1. #1

    Join Date
    Oct 2009

    JKTC?? Need advice/insight on dojang credibility/quality

    Hey all,

    Have spent the past week or so researching potential dojangs in my area. Websites and everything don't mean much, so I phoned the dojang or visited each site.

    This dojang seemed to be the most "legit" feeling out of the ones I visit. The master was modest and humble, and he taught most of the classes. It's WTF style as well (been reading on this site all about "McDojos".)

    Before I post tuition payment I wanted to run things by you guys real quick to see if anyone has either heard of this school (or the master) AND/OR find any of the following a "red flag".

    Some stuff I wanted to run by you guys

    1) There isn't a contract, but you do have to pay on a quarterly (3 months) basis.
    2) Registration/Initiation Fee (including the uniform) is $75
    3) Testing isn't done by skill-based, or monthly/bi monthly.

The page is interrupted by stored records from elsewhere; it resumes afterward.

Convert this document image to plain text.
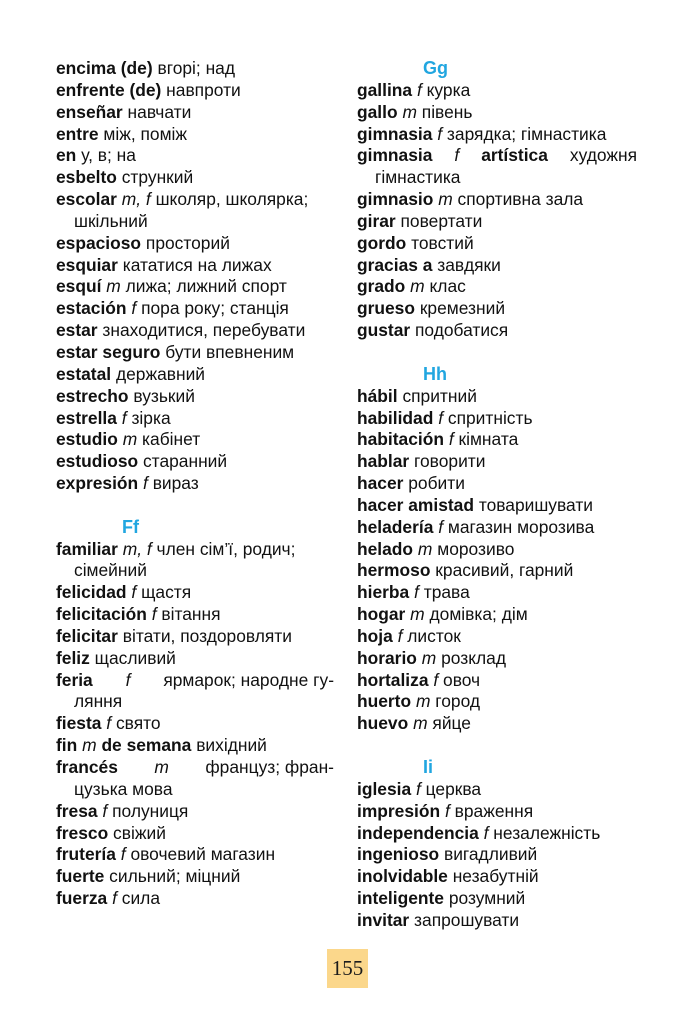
encima (de) вгорі; над
enfrente (de) навпроти
enseñar навчати
entre між, поміж
en у, в; на
esbelto стрункий
escolar m, f школяр, школярка;
шкільний
espacioso просторий
esquiar кататися на лижах
esquí m лижа; лижний спорт
estación f пора року; станція
estar знаходитися, перебувати
estar seguro бути впевненим
estatal державний
estrecho вузький
estrella f зірка
estudio m кабінет
estudioso старанний
expresión f вираз
Ff
familiar m, f член сім’ї, родич;
сімейний
felicidad f щастя
felicitación f вітання
felicitar вітати, поздоровляти
feliz щасливий
feria f ярмарок; народне гу-
ляння
fiesta f свято
fin m de semana вихідний
francés m француз; фран-
цузька мова
fresa f полуниця
fresco свіжий
frutería f овочевий магазин
fuerte сильний; міцний
fuerza f сила
Gg
gallina f курка
gallo m півень
gimnasia f зарядка; гімнастика
gimnasia f artística художня
гімнастика
gimnasio m спортивна зала
girar повертати
gordo товстий
gracias a завдяки
grado m клас
grueso кремезний
gustar подобатися
Hh
hábil спритний
habilidad f спритність
habitación f кімната
hablar говорити
hacer робити
hacer amistad товаришувати
heladería f магазин морозива
helado m морозиво
hermoso красивий, гарний
hierba f трава
hogar m домівка; дім
hoja f листок
horario m розклад
hortaliza f овоч
huerto m город
huevo m яйце
Ii
iglesia f церква
impresión f враження
independencia f незалежність
ingenioso вигадливий
inolvidable незабутній
inteligente розумний
invitar запрошувати
155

Belt testing is held for all colored belts (non BB) every 3 months.
    4) Sparring class is restricted to green belts or higher.
    5) There are 10 belt colors before 1st Dan BB.
    6) Competition Sparring Class is a additional $1500/year.

    Are any of those "red flags?" Has anyone read anything or heard anything credible about this dojang?

    Any insight is much appreciated.

    Oh and the website to the school is http://www.jktc.com/

  2. #2

    Join Date
    Jun 2009
    Durham NC
    Ok starrider from what the website and what you've said it looks like a very legit school. The only red flag I see is the additional cost of the competition sparring class or the world/national team sparring class, because WTF sparring is competition sparring. I suggest you find out how many of the people in these classes are actually on the world or national teams, becuase that seems a little fishy to me.

    good luck KD

  3. #3

    Join Date
    Sep 2009
    Monmouth, Oregon, United States
    Okinawan Kenpo
    It seems a little steep. I'd check and see how long the school has been in business, and see if it's the instructor's only job. For some reason or another, instructors who have a "sink or swim" financial investment in their schools tend to cut some corners in quality. I'd also talk to some of the students and see what they think.

    I'd probably also find out how long it takes to get a black belt. If he says like, 2-3 years or less, I might be a little apprehensive, but if it's like, 4 to 6 or more, that's a little better. Black belt factories are scary.

    What are you looking to get out of the class? Self Defense? Exercise? I can't say much about it, as I haven't been to this particular school, but at first glance, they seem to lean towards tournament-heavy. A lot of the "tournament-heavy" schools I've seen tend to do the whole "tap and slap" point sparring stuff. Could be wrong about this one though, as there are good ones out there.

    Anyhow, here's some neat threads/guides that are on this site that have served me pretty well in picking a school:

    Picking a School and What to watch out for:

    The actual article: Finding a good martial arts school - No BS MMA and Martial Arts

    Understanding Aliveness:

    RATINGS: How Do Aliveness.....does your school look like this? - No BS MMA and Martial Arts

    School Ratings (Good reference point)

    Ratings and You --- Read This Before Posting Your Review. - No BS MMA and Martial Arts

    I'd also ask the instructor any of your concerns or questions. If he's not up front with you about it, I'd worry. Been to quite a few who were mega-evasive.